$100 Laptop / One Laptop Per Child
Free Software hackers, large technology corporations, and Third-World governments co-operating to make computers truly affordable for the vast majority of the world? Jim Gettys gives more details in this blog entry, $100 Laptop / One Laptop Per Child:
There certainly was a lot of publicity last week on the unveiling of the “green machine” OLPC prototype in Tunis last week; google news showed into the hundreds of articles world-wide.
Here is the minimum description of the hardware we expect at the moment. I say minimum, as events and commodity prices may change plans, and delays sometimes mean you get more than the minimum:
- AMD x86 Geode processor, at least GX2 @ 500mhz, but very probably something later, faster and lower power, with the more interesting companion chip (e.g. support for USB 2).
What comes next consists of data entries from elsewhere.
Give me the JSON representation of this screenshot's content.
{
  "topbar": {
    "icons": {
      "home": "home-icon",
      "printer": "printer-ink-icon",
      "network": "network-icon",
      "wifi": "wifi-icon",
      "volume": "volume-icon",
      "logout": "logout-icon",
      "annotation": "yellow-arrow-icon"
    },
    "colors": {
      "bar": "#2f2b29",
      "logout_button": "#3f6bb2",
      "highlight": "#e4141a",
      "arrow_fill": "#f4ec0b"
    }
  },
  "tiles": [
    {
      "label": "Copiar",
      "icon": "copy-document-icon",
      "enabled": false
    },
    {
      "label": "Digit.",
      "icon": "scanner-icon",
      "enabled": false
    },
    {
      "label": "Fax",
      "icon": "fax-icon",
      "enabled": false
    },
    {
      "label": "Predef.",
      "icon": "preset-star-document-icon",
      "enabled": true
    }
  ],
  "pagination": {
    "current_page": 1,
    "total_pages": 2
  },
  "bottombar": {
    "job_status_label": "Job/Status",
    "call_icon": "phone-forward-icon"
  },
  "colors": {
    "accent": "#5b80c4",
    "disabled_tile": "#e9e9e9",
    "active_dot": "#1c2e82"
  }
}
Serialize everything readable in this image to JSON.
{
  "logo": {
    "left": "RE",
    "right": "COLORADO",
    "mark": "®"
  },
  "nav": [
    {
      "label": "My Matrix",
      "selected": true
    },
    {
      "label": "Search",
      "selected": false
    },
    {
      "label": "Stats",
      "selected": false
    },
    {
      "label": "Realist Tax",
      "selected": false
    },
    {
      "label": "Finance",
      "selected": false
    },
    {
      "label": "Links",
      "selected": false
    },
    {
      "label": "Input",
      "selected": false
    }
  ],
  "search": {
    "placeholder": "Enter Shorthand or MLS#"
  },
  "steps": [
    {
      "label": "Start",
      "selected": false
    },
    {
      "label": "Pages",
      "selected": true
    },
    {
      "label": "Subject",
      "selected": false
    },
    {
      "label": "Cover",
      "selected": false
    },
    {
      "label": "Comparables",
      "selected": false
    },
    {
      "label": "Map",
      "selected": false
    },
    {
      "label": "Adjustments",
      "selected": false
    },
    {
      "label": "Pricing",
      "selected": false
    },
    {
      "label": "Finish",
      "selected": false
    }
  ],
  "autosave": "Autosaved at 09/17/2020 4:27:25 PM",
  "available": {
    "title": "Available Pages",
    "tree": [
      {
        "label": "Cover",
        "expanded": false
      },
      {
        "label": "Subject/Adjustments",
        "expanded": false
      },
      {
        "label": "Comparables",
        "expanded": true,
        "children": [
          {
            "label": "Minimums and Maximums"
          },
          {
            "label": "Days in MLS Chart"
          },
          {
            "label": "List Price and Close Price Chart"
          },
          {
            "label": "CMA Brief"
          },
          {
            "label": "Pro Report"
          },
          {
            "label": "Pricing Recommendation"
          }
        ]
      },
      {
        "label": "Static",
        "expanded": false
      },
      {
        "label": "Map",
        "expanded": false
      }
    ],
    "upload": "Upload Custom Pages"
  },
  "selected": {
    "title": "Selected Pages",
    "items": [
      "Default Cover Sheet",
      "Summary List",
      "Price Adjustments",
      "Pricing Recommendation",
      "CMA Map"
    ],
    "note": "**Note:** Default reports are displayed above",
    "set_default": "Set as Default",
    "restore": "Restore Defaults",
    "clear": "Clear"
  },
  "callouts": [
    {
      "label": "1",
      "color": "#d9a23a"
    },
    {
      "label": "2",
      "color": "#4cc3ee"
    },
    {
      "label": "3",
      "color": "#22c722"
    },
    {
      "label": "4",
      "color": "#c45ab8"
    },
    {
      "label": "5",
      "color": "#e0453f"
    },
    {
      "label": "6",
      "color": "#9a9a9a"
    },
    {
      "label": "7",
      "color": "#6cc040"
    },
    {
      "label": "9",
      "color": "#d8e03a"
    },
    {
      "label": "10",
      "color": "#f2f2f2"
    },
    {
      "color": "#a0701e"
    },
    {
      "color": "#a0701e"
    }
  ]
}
- 128 meg RAM; think cheap, rather than high performance
- minimum of 512 meg flash
- built in 802.11 wireless (probably a Athleros chip, due to its advanced driver), with mesh networking.
- 4 USB ports
- keyboard and large touchpad, which can be put on the back of the display, so you might use it as an e-book
- display (more below; it is novel, and the most likely component to cause delays and interesting consequences to open source software)
- crank generator & batteries; you get to work for your computing
What it doesn’t have:
- fans or heat sinks (saving power, cost and weight)
- disk drive (they are fragile, expensive, and unreliable, and eat power)
- any I/O expandability other than USB
- any hardware/flash expandability
What does this mean to you, an open source developer?
- With luck, a huge new audience for your software all over the world; maybe of order 100,000,000 in ‘07, if everything goes really well (there are about 1 billion school-age kids on the planet, and others want the same kind of hardware for more commercial use). Governments want to buy these by the shiploads. Their motivation is obvious: distributing conventional books is expensive, and all you get is a book. A computer at the $100 price point, if it can last 4-5 years, can be justified on that ground alone, much less the other uses of computers, such as the web, VOIP, email, IM, etc.
- Doing stupid things in your programs can make it hard to put the processor to sleep or use more power than need be. In the case of this machine, this translates to real work to do (think cranking).
Read the whole thing, especially if you are interested in the technical details. If this can be pulled off, I think it has the potential be as disruptive as the original PC introduction. (Whether you think that’s a good or a bad thing is, of course, a separate issue.)
In case you’ve never heard of Jim Gettys, he’s one of the original architects of the X Window System from M.I.T. (this is the basis for the GUI for nearly every Unix or Linux system in existance), and has a resume that makes me wonder what I’ve been doing with my career and life.